Cyberpunk features 24 original objects, including costumes, props, production art, books and magazines as well as 18 poster reproductions from iconic cyberpunk films, such as “Blade Runner” (1982), “Ghost in the Shell” (1995), “The Matrix” (1999), and newer films such as “Alita: Battle Angel” (2019) and “Neptune Frost” (2021). Highlights from the Academy’s collections include a costume from “Tron” (1982), designed by Elois Jenssen and Rosanna Norton, that has never been publicly exhibited and was conserved especially for this presentation; the Vid-Phon telecommunication device in its original booth and concept design drawings by visual futurist Syd Mead from “Blade Runner” (1982); a matte painting from “The Running Man” (1987); concept art from “Terminator 2: Judgment Day” (1991); and a prop silicone head and chrome skull from “Ex Machina” (2015). In addition, the exhibition will feature loans of a range of prop devices built to connect cinematic protagonists to virtual worlds, including the Accumicon–Spectacular Optometry International Helmet from “Videodrome” (1983) and the S.Q.U.I.D. (Superconducting Quantum Interference Device) headset and player from “Strange Days” (1995). It will also include the respirator headset and node gun from “Sleep Dealer” (2008) and the drone from “Night Raiders” (2021), both of which will be exhibited for the first time. Books and magazines related to the development of the cyberpunk literary genre will also be on view.

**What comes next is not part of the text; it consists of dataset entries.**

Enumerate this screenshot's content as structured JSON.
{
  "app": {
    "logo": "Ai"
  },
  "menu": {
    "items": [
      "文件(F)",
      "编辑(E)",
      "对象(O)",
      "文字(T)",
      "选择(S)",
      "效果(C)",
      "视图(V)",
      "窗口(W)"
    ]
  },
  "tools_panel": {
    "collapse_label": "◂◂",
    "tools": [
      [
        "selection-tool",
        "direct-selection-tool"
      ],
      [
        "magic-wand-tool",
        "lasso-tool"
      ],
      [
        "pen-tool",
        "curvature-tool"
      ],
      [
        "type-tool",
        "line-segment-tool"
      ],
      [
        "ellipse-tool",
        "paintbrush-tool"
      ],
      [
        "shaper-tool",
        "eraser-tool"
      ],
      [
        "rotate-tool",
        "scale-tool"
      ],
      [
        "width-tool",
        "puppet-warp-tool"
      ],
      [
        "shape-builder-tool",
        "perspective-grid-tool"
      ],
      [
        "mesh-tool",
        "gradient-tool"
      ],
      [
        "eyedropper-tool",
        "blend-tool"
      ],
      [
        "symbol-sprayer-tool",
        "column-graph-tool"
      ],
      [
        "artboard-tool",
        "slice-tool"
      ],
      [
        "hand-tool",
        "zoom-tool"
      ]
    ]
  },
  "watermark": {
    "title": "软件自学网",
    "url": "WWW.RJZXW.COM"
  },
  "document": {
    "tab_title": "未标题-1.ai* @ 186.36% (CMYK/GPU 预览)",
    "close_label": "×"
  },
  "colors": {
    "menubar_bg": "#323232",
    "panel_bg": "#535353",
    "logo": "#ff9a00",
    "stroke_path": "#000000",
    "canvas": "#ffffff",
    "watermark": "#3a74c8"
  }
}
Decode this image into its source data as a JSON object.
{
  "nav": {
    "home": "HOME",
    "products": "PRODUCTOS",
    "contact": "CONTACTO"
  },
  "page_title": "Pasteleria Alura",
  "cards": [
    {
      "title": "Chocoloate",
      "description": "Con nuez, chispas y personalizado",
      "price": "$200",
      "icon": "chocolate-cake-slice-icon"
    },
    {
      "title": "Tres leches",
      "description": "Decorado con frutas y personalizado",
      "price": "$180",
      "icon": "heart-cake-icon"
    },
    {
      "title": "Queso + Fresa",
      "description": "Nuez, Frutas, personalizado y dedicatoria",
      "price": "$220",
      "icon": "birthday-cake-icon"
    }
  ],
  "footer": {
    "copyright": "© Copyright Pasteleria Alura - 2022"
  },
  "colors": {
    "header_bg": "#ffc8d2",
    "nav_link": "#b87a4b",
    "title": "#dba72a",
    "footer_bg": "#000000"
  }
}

The exhibition is accompanied by a 192-page catalogue featuring rarely seen behind-the-scenes photographs, film stills, and concept art from iconic cyberpunk and futurist films. Case studies written by critics, historians, and filmmakers offer new perspectives on 23 cyberpunk and futurist films. Edited with an introduction by Doris Berger, the book includes contributions by Nicholas Barlow, Craig Barron, DeForrest Brown Jr., Maya S. Cade, Millie De Chirico, Ashley Clark, Shari Frilot, David A. Kirby, Norman M. Klein, Carlen Lavigne, Akira Mizuta Lippit, K. J. Relth-Miller, Emily Rauber Rodriguez, and Patrick B. Sharp, plus an interview with filmmakers Danis Goulet and Wanuri Kahiu. “Cyberpunk: Envisioning Possible Futures through Cinema” is co-published by the Academy Museum of Motion Pictures and DelMonico Books • D.A.P. $45.00 retail/$40.50 members.